Sehr geehrter Herr Präsident! Liebe Kolleginnen und Kollegen! Geldwäsche – wir haben es gehört – sichert Kriminellen Geld aus oft schwersten Straftaten und finanziert damit meist die nächsten Straftaten. Die Geldwäsche – das wissen wir von den Ermittlungsbehörden – funktioniert dabei auf den verschiedensten Wegen. Von verschachtelten Firmennetzwerken über virtuelle Zahlungssysteme bis hin zu Computerspielwährungen nutzen die Täter heute unterschiedlichste Mittel zur Verschleierung von Finanztransaktionen und zur Vermögensmehrung. Das Wichtigste ist dabei neben gesetzlichen Änderungen, Verschärfungen und Anpassungen, dass wir vor Ort eine gute Ausrüstung, genügend Personal und vor allem auch gute Voraussetzungen für die Strafverfolgungsbehörden haben; denn darauf kommt es letztendlich vor Ort in der Praxis entscheidend an.

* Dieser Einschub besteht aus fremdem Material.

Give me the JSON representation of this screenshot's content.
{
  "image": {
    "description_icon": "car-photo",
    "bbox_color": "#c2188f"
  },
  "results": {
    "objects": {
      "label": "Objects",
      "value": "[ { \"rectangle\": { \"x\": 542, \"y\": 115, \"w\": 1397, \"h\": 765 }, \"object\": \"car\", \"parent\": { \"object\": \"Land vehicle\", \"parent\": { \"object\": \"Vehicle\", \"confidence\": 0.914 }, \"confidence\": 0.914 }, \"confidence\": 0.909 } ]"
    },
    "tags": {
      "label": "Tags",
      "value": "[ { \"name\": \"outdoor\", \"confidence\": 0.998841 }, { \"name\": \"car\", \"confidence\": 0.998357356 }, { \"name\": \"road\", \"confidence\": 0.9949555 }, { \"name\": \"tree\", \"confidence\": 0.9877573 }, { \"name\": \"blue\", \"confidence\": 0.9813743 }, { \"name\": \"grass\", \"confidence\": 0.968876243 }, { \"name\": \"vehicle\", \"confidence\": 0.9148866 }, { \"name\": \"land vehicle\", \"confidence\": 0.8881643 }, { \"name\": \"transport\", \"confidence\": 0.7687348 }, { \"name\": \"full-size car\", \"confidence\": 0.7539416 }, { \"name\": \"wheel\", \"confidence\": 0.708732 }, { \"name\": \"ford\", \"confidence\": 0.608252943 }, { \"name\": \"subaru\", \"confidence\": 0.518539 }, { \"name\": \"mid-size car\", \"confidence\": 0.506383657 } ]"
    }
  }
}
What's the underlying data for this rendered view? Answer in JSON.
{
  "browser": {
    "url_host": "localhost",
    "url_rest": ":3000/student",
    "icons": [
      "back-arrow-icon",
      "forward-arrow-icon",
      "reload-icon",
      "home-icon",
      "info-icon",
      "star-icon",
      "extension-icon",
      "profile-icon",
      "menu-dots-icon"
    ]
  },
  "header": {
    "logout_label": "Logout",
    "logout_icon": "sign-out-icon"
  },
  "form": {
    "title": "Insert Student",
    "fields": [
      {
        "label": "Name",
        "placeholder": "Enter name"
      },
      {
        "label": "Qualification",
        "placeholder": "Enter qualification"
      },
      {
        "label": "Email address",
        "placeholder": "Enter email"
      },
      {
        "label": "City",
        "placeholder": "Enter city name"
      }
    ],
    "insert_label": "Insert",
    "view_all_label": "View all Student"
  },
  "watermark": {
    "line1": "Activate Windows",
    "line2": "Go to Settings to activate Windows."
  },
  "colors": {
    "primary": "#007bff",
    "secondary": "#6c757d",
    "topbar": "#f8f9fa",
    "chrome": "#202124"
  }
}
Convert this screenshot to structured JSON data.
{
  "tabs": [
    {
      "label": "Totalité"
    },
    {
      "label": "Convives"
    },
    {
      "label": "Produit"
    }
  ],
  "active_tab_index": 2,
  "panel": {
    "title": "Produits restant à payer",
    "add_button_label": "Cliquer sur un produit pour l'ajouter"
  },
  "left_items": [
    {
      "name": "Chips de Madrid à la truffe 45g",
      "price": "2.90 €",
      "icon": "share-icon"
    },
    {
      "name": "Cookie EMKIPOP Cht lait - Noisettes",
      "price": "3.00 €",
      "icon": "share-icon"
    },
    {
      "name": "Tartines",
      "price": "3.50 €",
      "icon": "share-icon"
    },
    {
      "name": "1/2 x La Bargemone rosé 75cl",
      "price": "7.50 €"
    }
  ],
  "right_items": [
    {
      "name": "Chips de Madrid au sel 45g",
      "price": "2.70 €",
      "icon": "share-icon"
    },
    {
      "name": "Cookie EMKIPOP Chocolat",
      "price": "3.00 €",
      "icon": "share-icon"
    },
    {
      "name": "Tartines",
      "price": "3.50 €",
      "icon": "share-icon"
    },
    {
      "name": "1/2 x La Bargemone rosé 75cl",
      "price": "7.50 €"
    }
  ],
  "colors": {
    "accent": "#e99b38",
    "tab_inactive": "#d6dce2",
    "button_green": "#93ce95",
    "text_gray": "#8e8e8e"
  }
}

Ich will ausdrücklich hervorheben, dass im Bereich der Geldwäsche und Clankriminalität gerade das Bundesland Niedersachsen mit dem Innenminister Boris Pistorius in den vergangenen Jahren an vielen Stellen vorangegangen ist. Ich habe manchmal den Eindruck, dass der nordrhein-westfälische Innenminister Reul Geldwäschebekämpfung mit dem Besuch von Shishabars gleichsetzt. Hier wäre, glaube ich, mal ein Anruf in Niedersachsen fällig; denn hier wird wirklich gute Arbeit geleistet.
Der jetzt von Christine Lambrecht vorgestellte Entwurf geht in die richtige Richtung, und er ist, glaube ich, bei der Bekämpfung der Geldwäsche ein wichtiger Meilenstein. Zwei Beispiele.
Eine entscheidende Erleichterung gibt es bei der Strafverfolgung. Es wird nun nicht mehr darauf ankommen, dass Vermögenswerte aus ganz bestimmten Straftaten oder bestimmten Tathergängen herrühren. Beispielsweise konnte der Täter A, der regelmäßig, aber nicht gleichzeitig gewerbsmäßig Betrug beging und das Geld in neue, hochwertige Pkws steckte, früher nicht wegen Geldwäsche belangt werden. Das wird sich durch dieses wichtige Gesetzesvorhaben ändern.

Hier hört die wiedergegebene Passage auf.